Die Corona-Krise hat das deutsche Gesundheitssystem mit voller Wucht getroffen. Vordergründig scheint es, als ob dabei das deutsche Gesundheitssystem die Belastungsprobe bestanden hätte: Nicht ohne eine gehörige Portion Selbstzufriedenheit zeigen Politik und Funktionäre des Systems auf die Probleme anderer Länder. Also kein Grund zu einer kritischen Bestandsaufnahme?
Im folgenden sollen die Ereignisse in der Botulinumtoxin-Ambulanz der Medizinischen Hochschule Hannover in der Zeit des vorläufigen Höhepunkts der Corona-Krise im Frühjahr 2020 dargestellt und analysiert werden.
Seit Anfang März 2020 rückte die Corona-Epidemie zunehmend in das Interesse der deutschen Öffentlichkeit.

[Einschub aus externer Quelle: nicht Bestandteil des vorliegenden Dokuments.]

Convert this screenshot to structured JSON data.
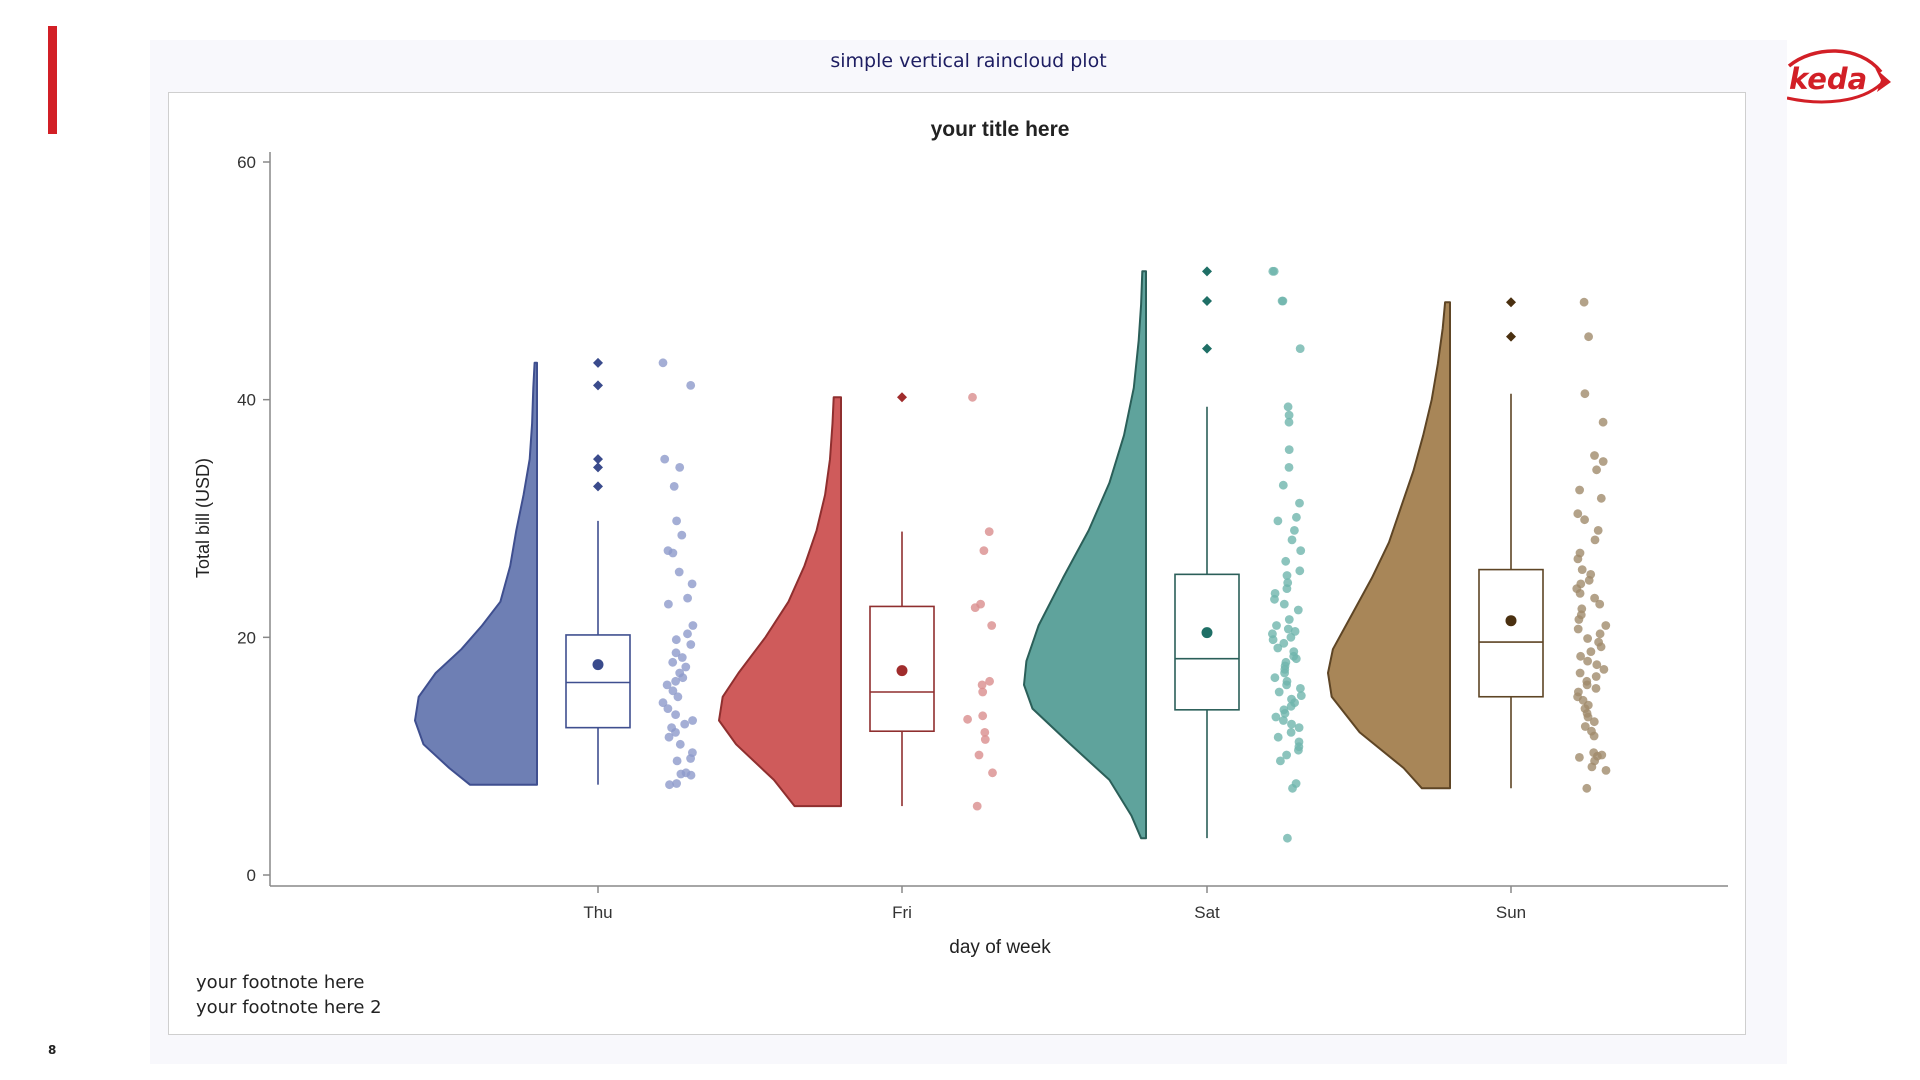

Am 17. März 2020 wies daher das niedersächsische Ministerium für Soziales, Gesundheit und Gleichstellung mit der Niedersächsischen Verordnung zur Bekämpfung der Corona-Virus-Krankheit COVID-19 (Niedersächsisches Gesetz- und Verordnungsblatt, 74. Jahrgang, 19.03.20, S. 37) an, dass in ‚Krankenhäusern, die in den Krankenhausplan des Landes Niedersachsen nach §4 des Niedersächsischen Krankenhausgesetzes aufgenommen sind, oder einen Versorgungsvertrag nach § 108 Nr. 3 des Fünften Buchs des Sozialgesetzbuchs (SGBV) abgeschlossen haben, noch nicht begonnene medizinische Eingriffe und Behandlungen auszusetzen sind, die nicht dringlich medizinisch notwendig sind.‘ Damit sollten Behandlungskapazitäten für Corona-Patienten freigehalten werden und das allgemeine Infektionsrisiko gesenkt werden. Am 05. Mai 2020 wurde diese Auflage wieder gestrichen. Auf Grund dieser Verordnung wurde durch die Leitung der Klinik für Neurologie ab dem 23. März die Botulinumtoxin-Ambulanz der Medizinischen Hochschule bis zum 05. Mai 2020 geschlossen. In diesen 6 Wochen wurden etwa 400 bis 500 Patienten mit Dystonie, Spastik, Migräne und anderen Krankheitsbildern nicht behandelt. Dabei wurde ihnen lediglich mitgeteilt, dass die Behandlung nicht erfolgen könne und dass Ersatztermine bis auf weiteres nicht absehbar seien. Bei zahlreichen Patienten fanden gleichzeitig auch die wohnortnahe Physiotherapie und Ergotherapie nur eingeschränkt statt und die Erreichbarkeit der primär behandelnden Haus- und Fachärzte war reduziert.
Eine vorläufige Evaluierung bei 35 Patienten ergab, dass es durch diese Maßnahme zu vermehrten Muskelverkrampfungen, erhöhtem Schmerz und zu einer substantiellen Einschränkung der Lebensqualität gekommen ist. Fast alle Patienten konnten die Unterbrechung der Botulinumtoxin-Therapie nicht nachvollziehen. Sie fanden diese Maßnahme unangemessen, fühlten sich mit ihren Beschwerden nicht ernst genommen und waren enttäuscht abgewiesen zu werden, obwohl sie bereits seit Jahren Patienten in der Botulinumtoxin-Ambulanz waren.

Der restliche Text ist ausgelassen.